1. An automatic inspection beehive, comprising: a hive body; a honeycomb plate for placement within the hive body; a first image capturing device disposed on the honeycomb plate for capturing a digital image of the interior of the hive body; and a computing module communicatively connected to the first image capturing device for acquiring the digital image and executing a machine learning model based on the digital image to determine whether the digital image belongs to one of multiple categories, wherein the machine learning model is further configured to segment the digital image to extract a queen region from the digital image, wherein the computing module is configured to fit an ellipse to the queen region to determine multiple parameters of the ellipse, comprising: performing binarization on the queen region to obtain a binarized image; performing a high-pass filter on the binarized image to obtain an edge image; acquiring multiple segments of the edge image; and approximating each of the segments as multiple endpoints; Calculate the cross product vector between two line segments formed by at least three of the endpoints, and adjust the order of the endpoints by clockwise or counterclockwise rotation based on the sign of one component of the cross product vector; determine whether the endpoint between the two line segments is a convex or concave point based on the sign of the component in the cross product vector; delete the endpoint between the two line segments if the angle between the two line segments is greater than a critical angle value and the endpoint between the two line segments is a convex point; and perform an optimization algorithm on the remaining endpoints to determine the parameters of the ellipse.

2. The automated inspection hive as described in claim 1, wherein the categories include queen bees, bee mites, and incompletely capped hives.

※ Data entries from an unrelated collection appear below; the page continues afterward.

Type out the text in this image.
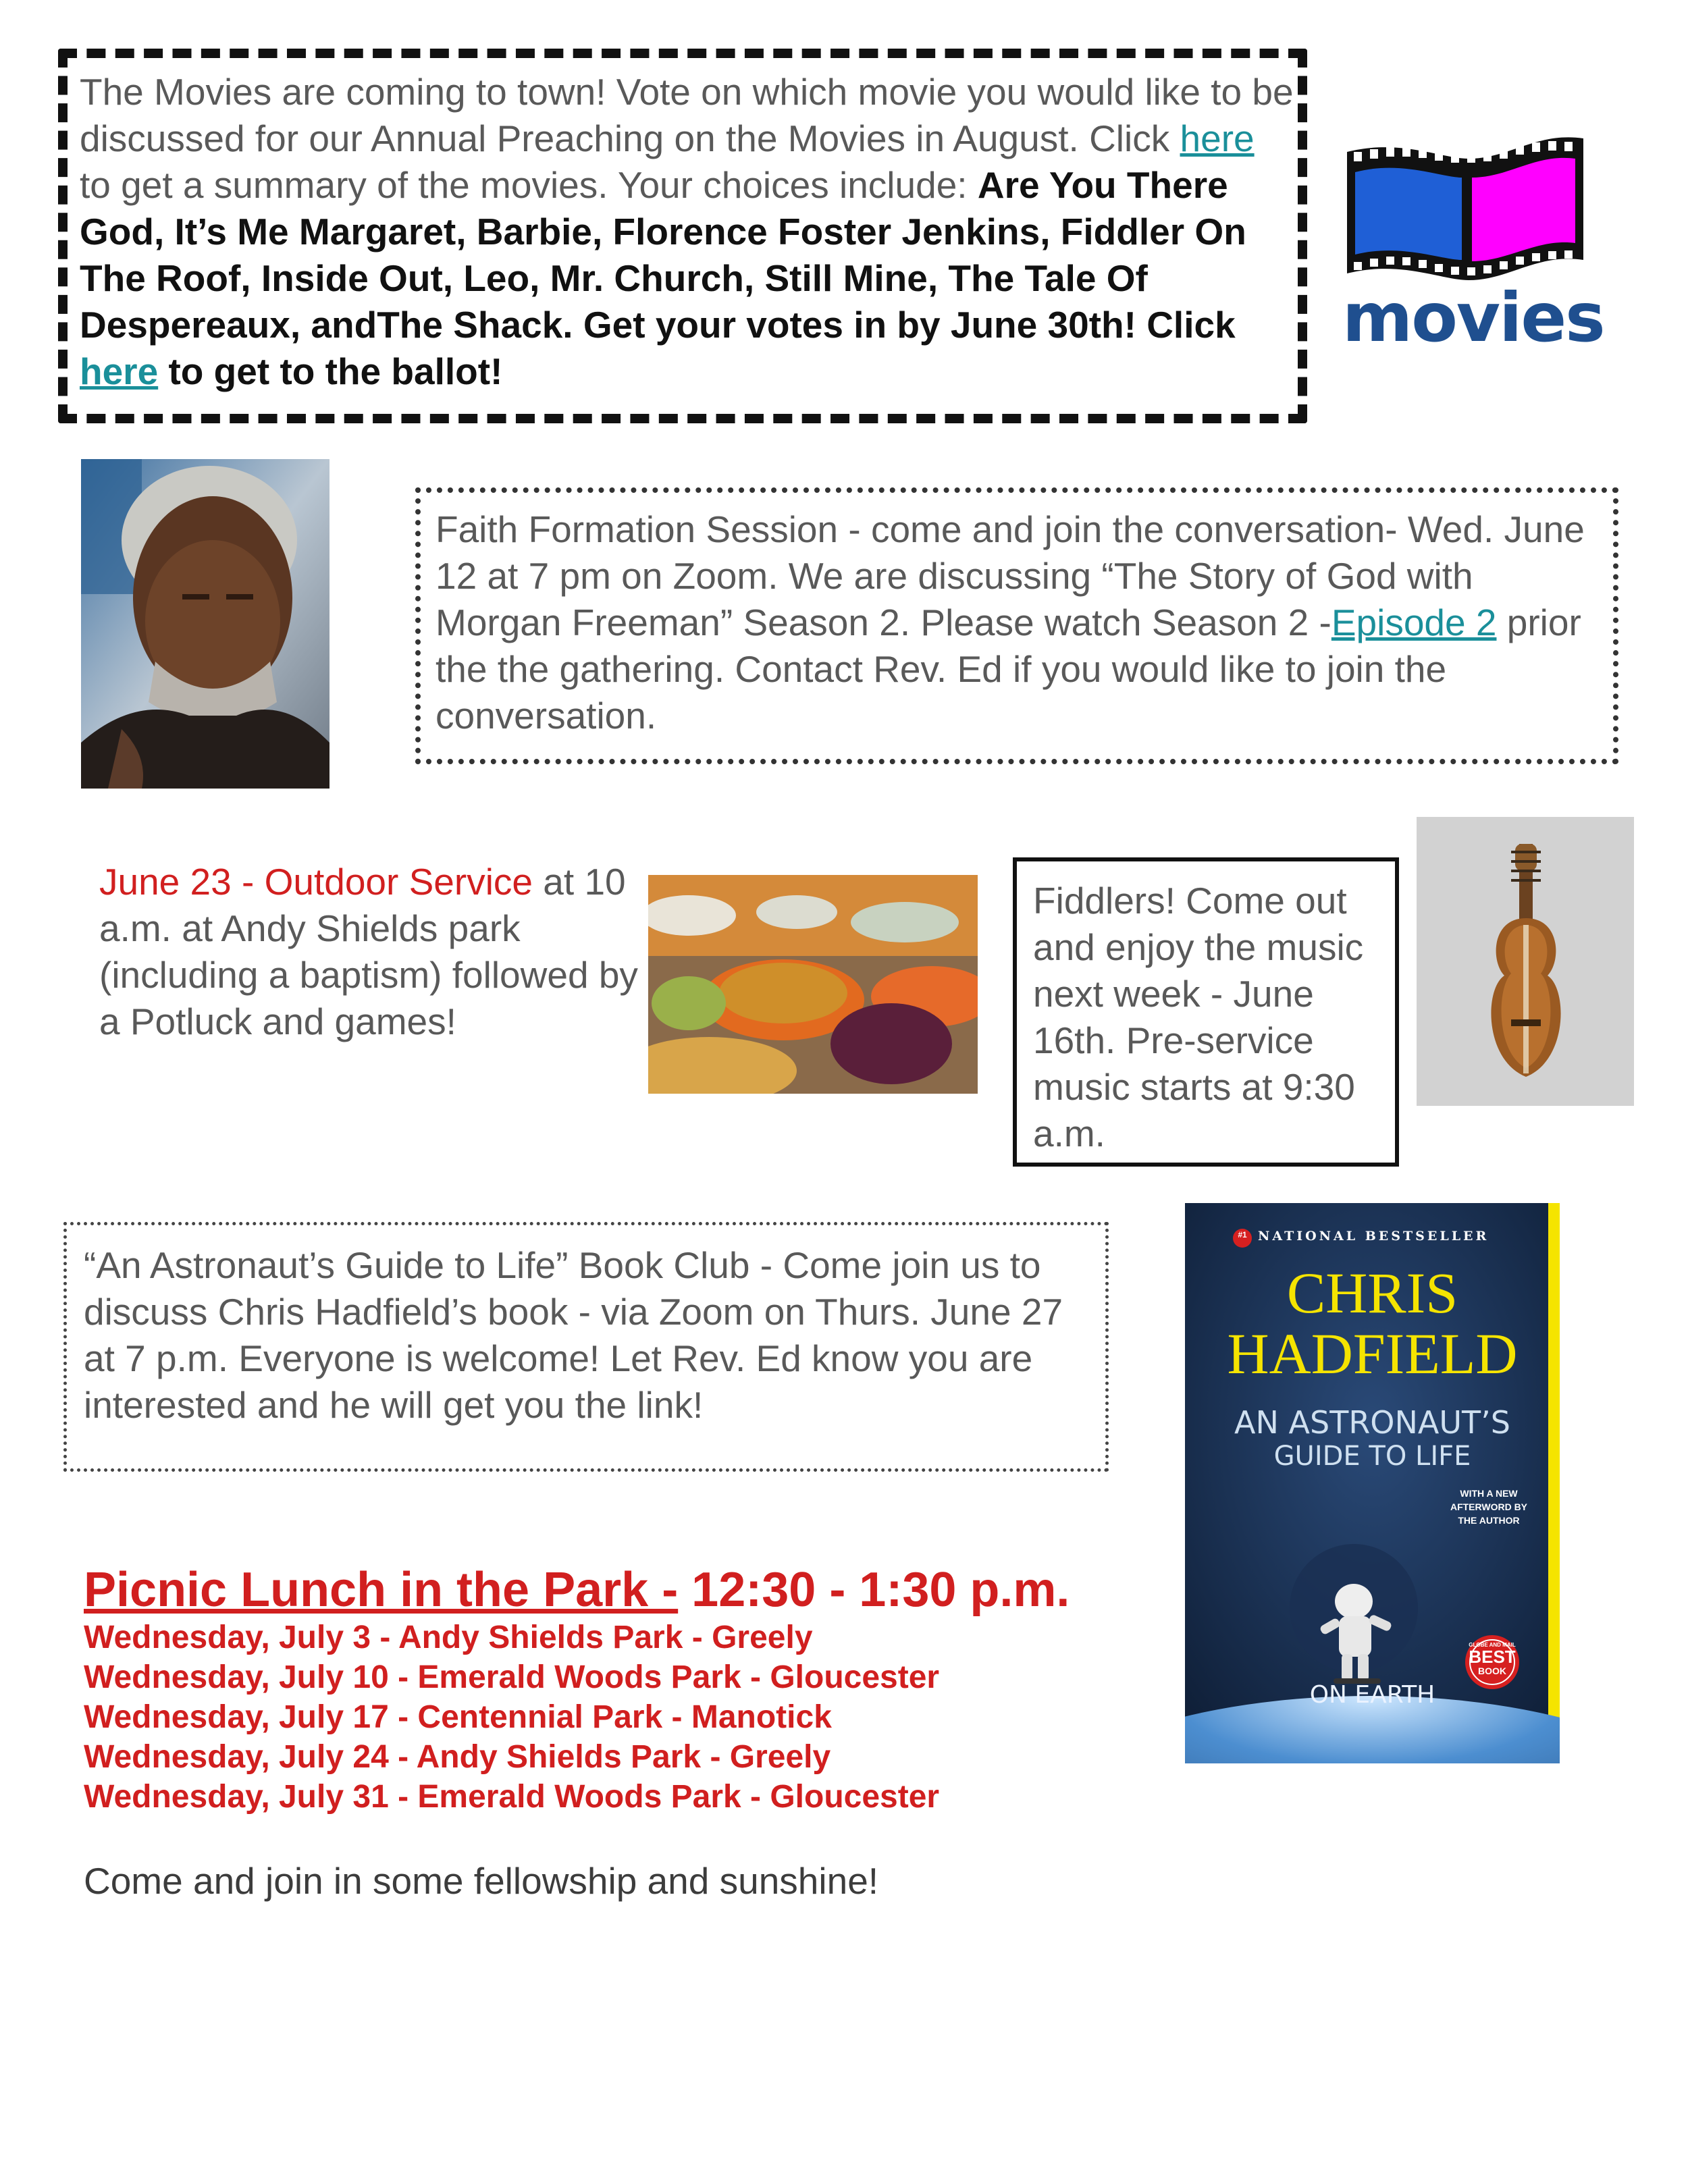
The Movies are coming to town! Vote on which movie you would like to be discussed for our Annual Preaching on the Movies in August. Click here to get a summary of the movies. Your choices include: Are You There God, It’s Me Margaret, Barbie, Florence Foster Jenkins, Fiddler On The Roof, Inside Out, Leo, Mr. Church, Still Mine, The Tale Of Despereaux, andThe Shack. Get your votes in by June 30th! Click here to get to the ballot!
movies
Faith Formation Session - come and join the conversation- Wed. June 12 at 7 pm on Zoom. We are discussing “The Story of God with Morgan Freeman” Season 2. Please watch Season 2 -Episode 2 prior the the gathering. Contact Rev. Ed if you would like to join the conversation.
June 23 - Outdoor Service at 10 a.m. at Andy Shields park (including a baptism) followed by a Potluck and games!
Fiddlers! Come out and enjoy the music next week - June 16th. Pre-service music starts at 9:30 a.m.
“An Astronaut’s Guide to Life” Book Club - Come join us to discuss Chris Hadfield’s book - via Zoom on Thurs. June 27 at 7 p.m. Everyone is welcome! Let Rev. Ed know you are interested and he will get you the link!
#1 NATIONAL BESTSELLER
CHRIS
HADFIELD
AN ASTRONAUT’S
GUIDE TO LIFE
WITH A NEW
AFTERWORD BY
THE AUTHOR
GLOBE AND MAIL
BEST
BOOK
ON EARTH
Picnic Lunch in the Park - 12:30 - 1:30 p.m.
Wednesday, July 3 - Andy Shields Park - Greely
Wednesday, July 10 - Emerald Woods Park - Gloucester
Wednesday, July 17 - Centennial Park - Manotick
Wednesday, July 24 - Andy Shields Park - Greely
Wednesday, July 31 - Emerald Woods Park - Gloucester
Come and join in some fellowship and sunshine!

3. The automatic inspection beehive as described in claim 2 further includes: A thermal imaging camera is installed on the nest to acquire a thermal image. When the category output by the machine learning model belongs to the bee crab mite, the computing module is used to obtain a location of the bee crab mite and read a corresponding temperature value in the thermal image based on the location. The computing module is used to determine whether the temperature value is less than a temperature threshold. If it is, the bee crab mite is confirmed; otherwise, the digital image is determined not to contain the bee crab mite.

4. The automatic inspection beehive as claimed in claim 1, wherein the calculation module is used to calculate an image length and an image width based on the parameters, and to calculate an actual length corresponding to the image length and an actual width corresponding to the image width based on a conversion ratio.

5. The automatic inspection beehive as claimed in claim 1 further comprises: a top cover for covering the beehive body; and a solar panel disposed on the upper surface of the top cover.

6. The automatic inspection beehive as described in claim 5 further includes: a second image capturing device disposed on one side of the top cover and facing an entrance / exit of the beehive body.

7. The automatic inspection beehive as described in claim 1, wherein the first image capturing device is an infrared camera.